Glaucos detalhou uma suposta conversa com os dois motoristas do carro blindado. “Eu fiquei sabendo que era o carro blindado o dia que eles apareceram na frente da minha casa, pediram, deram o meu endereço tal, tal dia vai aparecer aí, o carro tinha dois motoristas que falaram para mim que eles vinham revezando, que eles eram especialistas em transporte de dinheiro.”

O “laranha” disse que perguntou sobre esse transporte de vaolores. “Ele falou? ‘O carro é blindado e tem um cofre dentro do banco traseiro’. Aí eu fui olhar. O banco, é um banco normal. Mas aí eles têm um jeito de abrir o banco e pôr o dinheiro.”


Aluguel. A Lava Jato afirma que Glaucos é apenas um “laranja” e que não recebia aluguel do apartamento até novembro de 2015. Em seu depoimento a Moro, o “laranja” disse que não recebeu nada entre 2011 a 2015 e que comprou o apartamento a pedido do primo Bumlai.

“Olha Glaucos, não esquenta com isso aí, isso aí mais para a frente a gente acerta. Não fica preocupado”, teria dito Bumlai, ao ele cobrar os pagamentos do aluguel que não foram feitos.

“Aguardei não me pagaram o primeiro mês, não me pagaram o segundo mês, aí eu fui lá falar com o Zé Carlos, ‘Zé Carlos, o que está acontecendo que eles não tão pagando o aluguel? Será que eles esqueceram?’, porque eu passei os dados para o Roberto da minha conta, tudo.”

Questionado pelo juiz, ele afirmou: Comecei a receber esse aluguel em 2015. Eu lembro da data porque eu entrei no hospital para fazer um check-up e eu estava no hospital.” Intimado por Moro, o hospital não encontrou registros da visita do comprade de Lula a Glaucos.

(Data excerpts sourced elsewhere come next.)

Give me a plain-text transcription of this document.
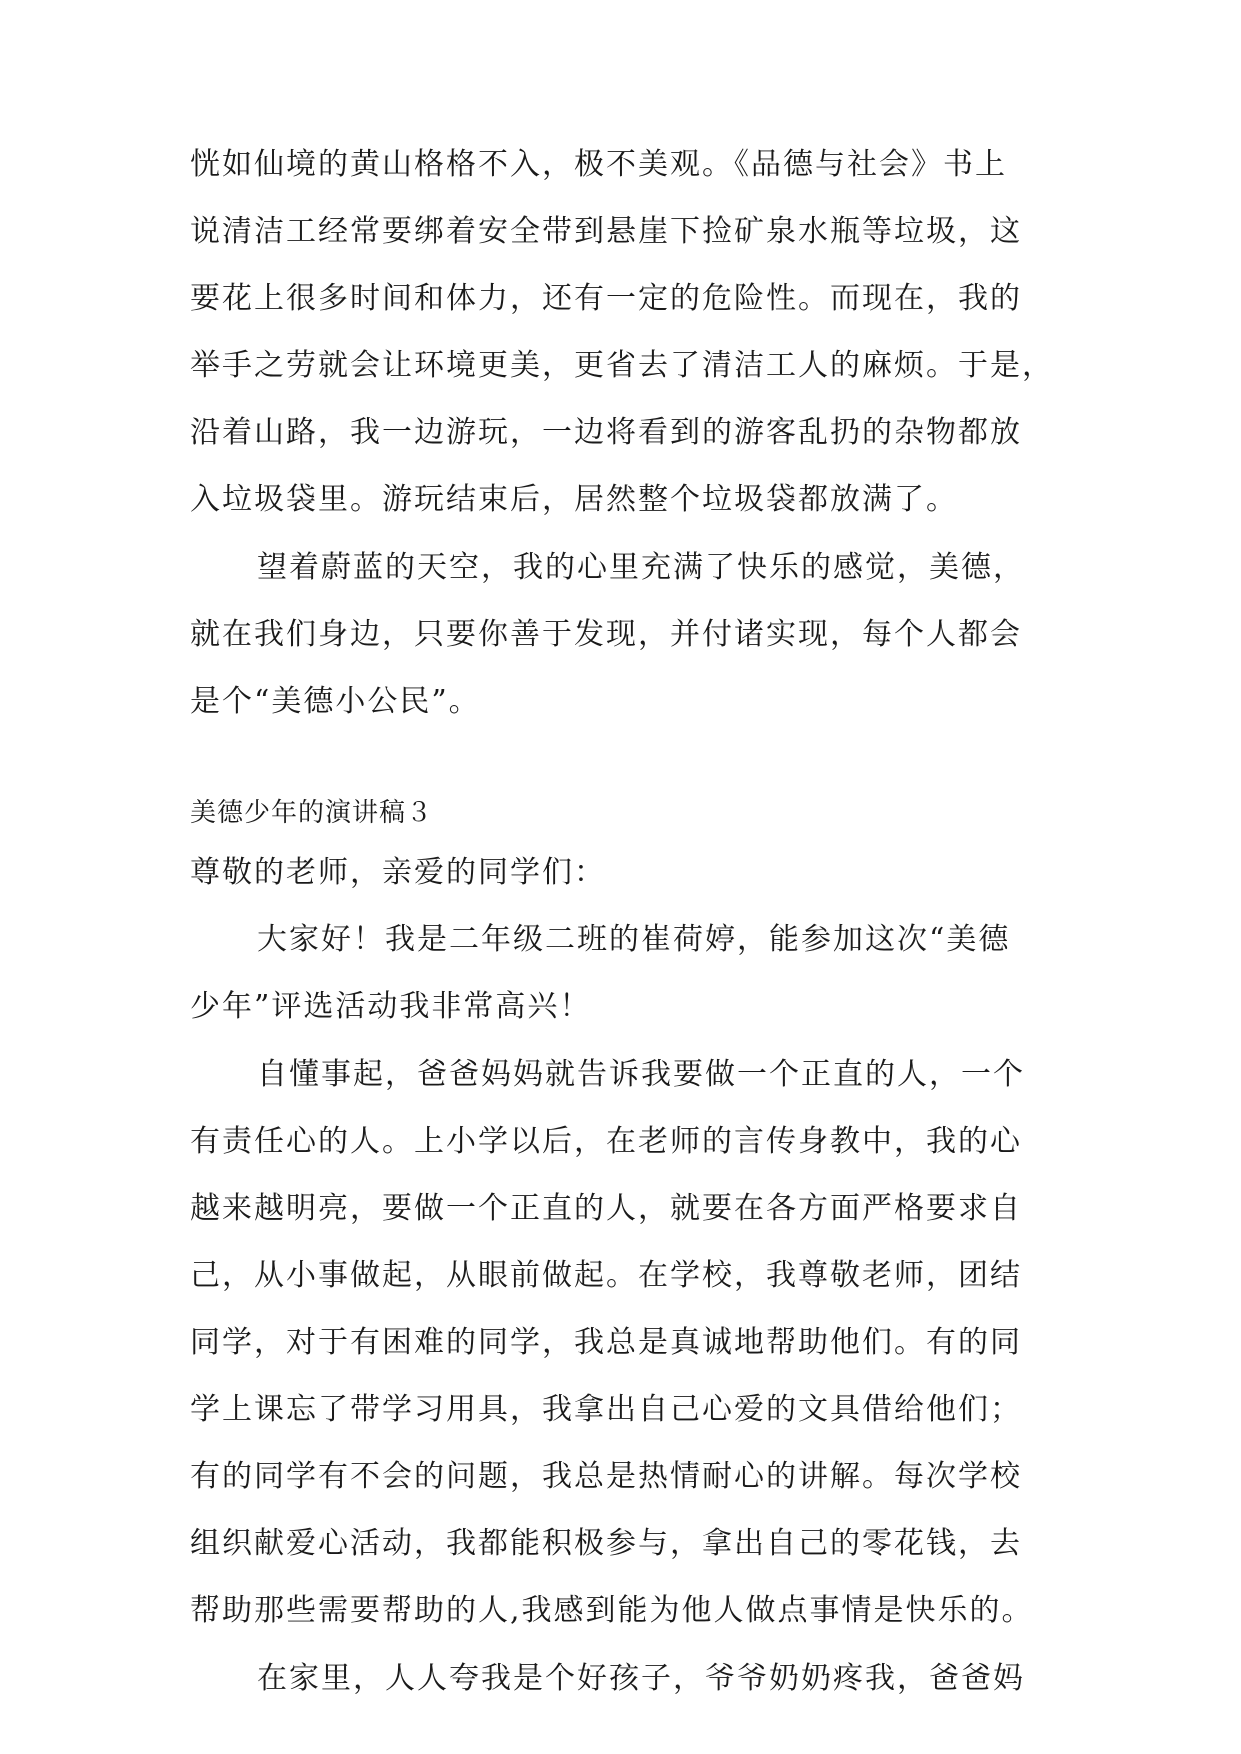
恍如仙境的黄山格格不入，极不美观。《品德与社会》书上
说清洁工经常要绑着安全带到悬崖下捡矿泉水瓶等垃圾，这
要花上很多时间和体力，还有一定的危险性。而现在，我的
举手之劳就会让环境更美，更省去了清洁工人的麻烦。于是，
沿着山路，我一边游玩，一边将看到的游客乱扔的杂物都放
入垃圾袋里。游玩结束后，居然整个垃圾袋都放满了。
望着蔚蓝的天空，我的心里充满了快乐的感觉，美德，
就在我们身边，只要你善于发现，并付诸实现，每个人都会
是个“美德小公民”。
美德少年的演讲稿３
尊敬的老师，亲爱的同学们：
大家好！我是二年级二班的崔荷婷，能参加这次“美德
少年”评选活动我非常高兴！
自懂事起，爸爸妈妈就告诉我要做一个正直的人，一个
有责任心的人。上小学以后，在老师的言传身教中，我的心
越来越明亮，要做一个正直的人，就要在各方面严格要求自
己，从小事做起，从眼前做起。在学校，我尊敬老师，团结
同学，对于有困难的同学，我总是真诚地帮助他们。有的同
学上课忘了带学习用具，我拿出自己心爱的文具借给他们；
有的同学有不会的问题，我总是热情耐心的讲解。每次学校
组织献爱心活动，我都能积极参与，拿出自己的零花钱，去
帮助那些需要帮助的人,我感到能为他人做点事情是快乐的。
在家里，人人夸我是个好孩子，爷爷奶奶疼我，爸爸妈
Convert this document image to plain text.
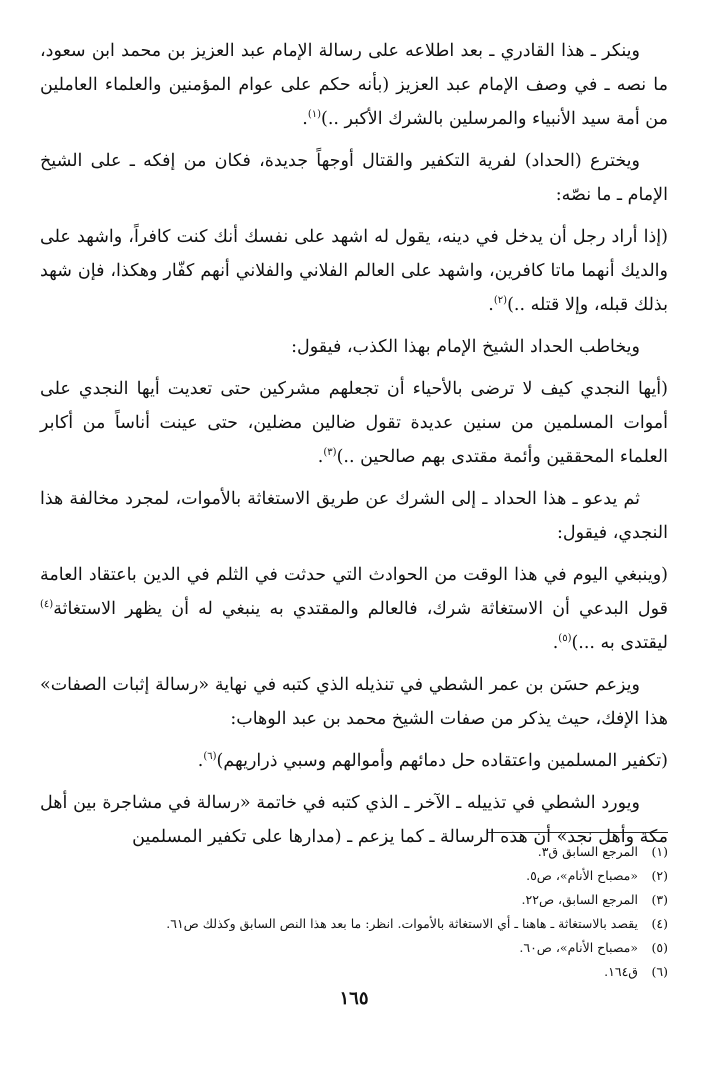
وينكر ـ هذا القادري ـ بعد اطلاعه على رسالة الإمام عبد العزيز بن محمد ابن سعود، ما نصه ـ في وصف الإمام عبد العزيز (بأنه حكم على عوام المؤمنين والعلماء العاملين من أمة سيد الأنبياء والمرسلين بالشرك الأكبر ..)$^{(١)}$.

ويخترع (الحداد) لفرية التكفير والقتال أوجهاً جديدة، فكان من إفكه ـ على الشيخ الإمام ـ ما نصّه:

(إذا أراد رجل أن يدخل في دينه، يقول له اشهد على نفسك أنك كنت كافراً، واشهد على والديك أنهما ماتا كافرين، واشهد على العالم الفلاني والفلاني أنهم كفّار وهكذا، فإن شهد بذلك قبله، وإلا قتله ..)$^{(٢)}$.

ويخاطب الحداد الشيخ الإمام بهذا الكذب، فيقول:

(أيها النجدي كيف لا ترضى بالأحياء أن تجعلهم مشركين حتى تعديت أيها النجدي على أموات المسلمين من سنين عديدة تقول ضالين مضلين، حتى عينت أناساً من أكابر العلماء المحققين وأئمة مقتدى بهم صالحين ..)$^{(٣)}$.

ثم يدعو ـ هذا الحداد ـ إلى الشرك عن طريق الاستغاثة بالأموات، لمجرد مخالفة هذا النجدي، فيقول:

(وينبغي اليوم في هذا الوقت من الحوادث التي حدثت في الثلم في الدين باعتقاد العامة قول البدعي أن الاستغاثة شرك، فالعالم والمقتدي به ينبغي له أن يظهر الاستغاثة$^{(٤)}$ ليقتدى به ...)$^{(٥)}$.

ويزعم حسَن بن عمر الشطي في تنذيله الذي كتبه في نهاية «رسالة إثبات الصفات» هذا الإفك، حيث يذكر من صفات الشيخ محمد بن عبد الوهاب:

(تكفير المسلمين واعتقاده حل دمائهم وأموالهم وسبي ذراريهم)$^{(٦)}$.

ويورد الشطي في تذييله ـ الآخر ـ الذي كتبه في خاتمة «رسالة في مشاجرة بين أهل مكة وأهل نجد» أن هذه الرسالة ـ كما يزعم ـ (مدارها على تكفير المسلمين

(١)
المرجع السابق ق٣.
(٢)
«مصباح الأنام»، ص٥.
(٣)
المرجع السابق، ص٢٢.
(٤)
يقصد بالاستغاثة ـ هاهنا ـ أي الاستغاثة بالأموات. انظر: ما بعد هذا النص السابق وكذلك ص٦١.
(٥)
«مصباح الأنام»، ص٦٠.
(٦)
ق١٦٤.
١٦٥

Glaucos afirmou a Moro que o aluguel não era sua maior preocupação, mas sim o recebimento do dinheiro gasto por ele na compra do apartamento 121, “nunca pago por Bumlai”. “Eu reclamei e nunca reclamei dos aluguéis porque o foco era eu receber, porque eu tinha emprestado.”

Juiz: “Então deixa eu ver se eu entendi, de fevereiro de 2011 a novembro de 2015 o senhor não recebeu nenhum valor por esse…”

Glaucos: “Não”.

No dia 25 de setembro, a defesa do ex-presidente apresentou documentos que contestam a versão dos procuradores e de Glaucos. Os advogados do ex-presidente anexaram um contrato da ex-primeira dama Marisa Letícia com Glaucos e recibos de pagamento. Dois dos comprovantes apresentam datas que não existem no calendário. Parte dos documentos ainda apresenta os mesmos erros de ortografia.

O Ministério Público Federal, no Paraná, entrou com um incidente de falsidade, em 4 de outubro, para apurar a autenticidade dos documentos apresentados pela defesa do ex-presidente e cobra os recibos originais. Os procuradores afirmaram que os comprovantes são ‘ideologicamente falsos’ e pediram perícia.


Compra. O “laranja” diz que comprou o 121 a pedido de Bumlai. “Olha, esse apartamento você pode comprar para mim? Porque eu estou sem dinheiro agora e nós estamos com, não queremos que alguém estranho compre o apartamento e mude para lá”, teria dito o pecuarista.

Segundo ele, Bumlai e Teixeira teria dito a ele que o “apartamento tem que continuar alugado”.

Foi o comprade de Lula que pediu para que ele fizesse “os três cheques, administrativos” para compra do apartamento 121, em agosto de 2010, adquirido da família do antigo proprietário. “Um de 390 mil, um de 94 mil e um de 20 mil, totalizando 504 mil. Esses cheques eu fiz no dia 11 de agosto de 2010. Fui lá no Banco do Brasil.”

“Aí, eles pediram que queriam ficar alugado para o Lula. Então eu fiz um contrato, Roberto Teixeira que me trouxe, fiz um contrato com a dona Marisa Letícia.”